As Matt has already outlined – In total, the Ministerial Advisory Board has made 3 overarching recommendations.
Collective Māori and community authority and responsibility must be strengthened and resourced to lead prevention of harm to tamariki and their whānau
The purpose of Oranga Tamariki must be clarified. This includes who Oranga Tamariki primarily exists to serve.
A process to establish a national Oranga Tamariki Governance Board should be designed over the coming year, with the Oranga Tamariki Governance Board to be in place by the end of 2022
You will see change.
As well as the recommendations in the report – as the Minister – I have already taken further steps to make improvements to Oranga Tamariki – alongside the Oranga Tamariki Chief Executive we have announced that we will close our current residential care and protection homes and replace our residential care and protection homes with smaller purpose build homes to enable care for high complex needs.
S78 Uplifts
Another area of particular concern for me is the way Oranga Tamariki uses s78 orders to uplift children.
To uplift a child from their family should be the last resort in any situation. I think there needs to be more clarity provided in this area.
So I want to set a clear direction to only use s78 Without Notice orders for children when there is clear evidence after solid engagement or attempts at engagement with whānau, which leads to no workable safety plan being put in place.
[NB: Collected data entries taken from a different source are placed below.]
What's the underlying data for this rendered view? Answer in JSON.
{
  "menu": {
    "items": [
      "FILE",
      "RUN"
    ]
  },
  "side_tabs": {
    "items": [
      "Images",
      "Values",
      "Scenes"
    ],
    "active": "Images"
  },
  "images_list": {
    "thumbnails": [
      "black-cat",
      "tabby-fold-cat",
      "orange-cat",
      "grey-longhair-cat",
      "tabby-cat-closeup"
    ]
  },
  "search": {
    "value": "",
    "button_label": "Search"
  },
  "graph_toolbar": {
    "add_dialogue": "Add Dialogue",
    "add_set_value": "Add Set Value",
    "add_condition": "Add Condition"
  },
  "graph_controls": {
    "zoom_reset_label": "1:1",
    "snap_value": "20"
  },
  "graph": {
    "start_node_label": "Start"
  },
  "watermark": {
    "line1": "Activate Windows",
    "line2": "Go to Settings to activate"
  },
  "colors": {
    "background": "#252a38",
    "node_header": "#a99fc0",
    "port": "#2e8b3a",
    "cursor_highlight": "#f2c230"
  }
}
Our social workers can do this and I am focused on supporting them and the community to work together on this.
I am not naive to think that we may not ever have to uplift a child from a dangerous situation – but if we have to, if we must – then I want to make sure that we do so in a respectful manner, that we limit the trauma we cause families and babies– that we have done everything up to that point to keep the whanau and baby safe together. Because once we use that power, once we take that action, it can never be undone. So I want us to use it only when it is absolutely necessary, and not just because things get a bit tough.
The Way Forward
Like I mentioned in the beginning – yes mistakes have been made. Yes we need to change.
The system is broken. But many people that work inside the system are not. They care for the children they protect and I truly value the work they do.
Many go above and beyond what the system allows to support our children that need it the most.
They believe, as do I, that our care and protection agency are the parents of children who can’t be with their own parents. And we must be the best example of what good parents are.
We cannot do this alone. Families support one another and communities look out for each other. That is what this is about.
As a whānau we need to work together. Agencies, iwi, NGOs and the community – looking after children as our own whānau. 
To care for children when no one else can is a privilege. A responsibility no one should take lightly. Not me as the Minister, not this Government, not the department. Everything we do, every action we take needs to be in the best interests of the child we have the privilege to care for.
The system needs to reflect that. The system needs to encourage it.
This isn’t a small change. This is a fundamental rethink. It will require Oranga Tamariki staff to step up, change the way they think and to do better, and they will be supported to do that.
But I do believe that together, we can change our system, we can better care for and protect our children and if we get it right, at the end of this all, we will finally live up to the name Dame Naida Galvish gifted us, Oranga Tamariki.
To the Board, Matthew, Dame Naida, Sir Mark, and Shannon – thank you. Thank you for all the work you have done, and all you will do. I want you all to know how important your advice to me has been, how I appreciate the commitment you have shown to our tamariki and I want to congratulate you on a brave and bold report that puts our children and their wellbeing at its very core.
Together we can make change. As a whānau we are all here for the same thing – to protect our children.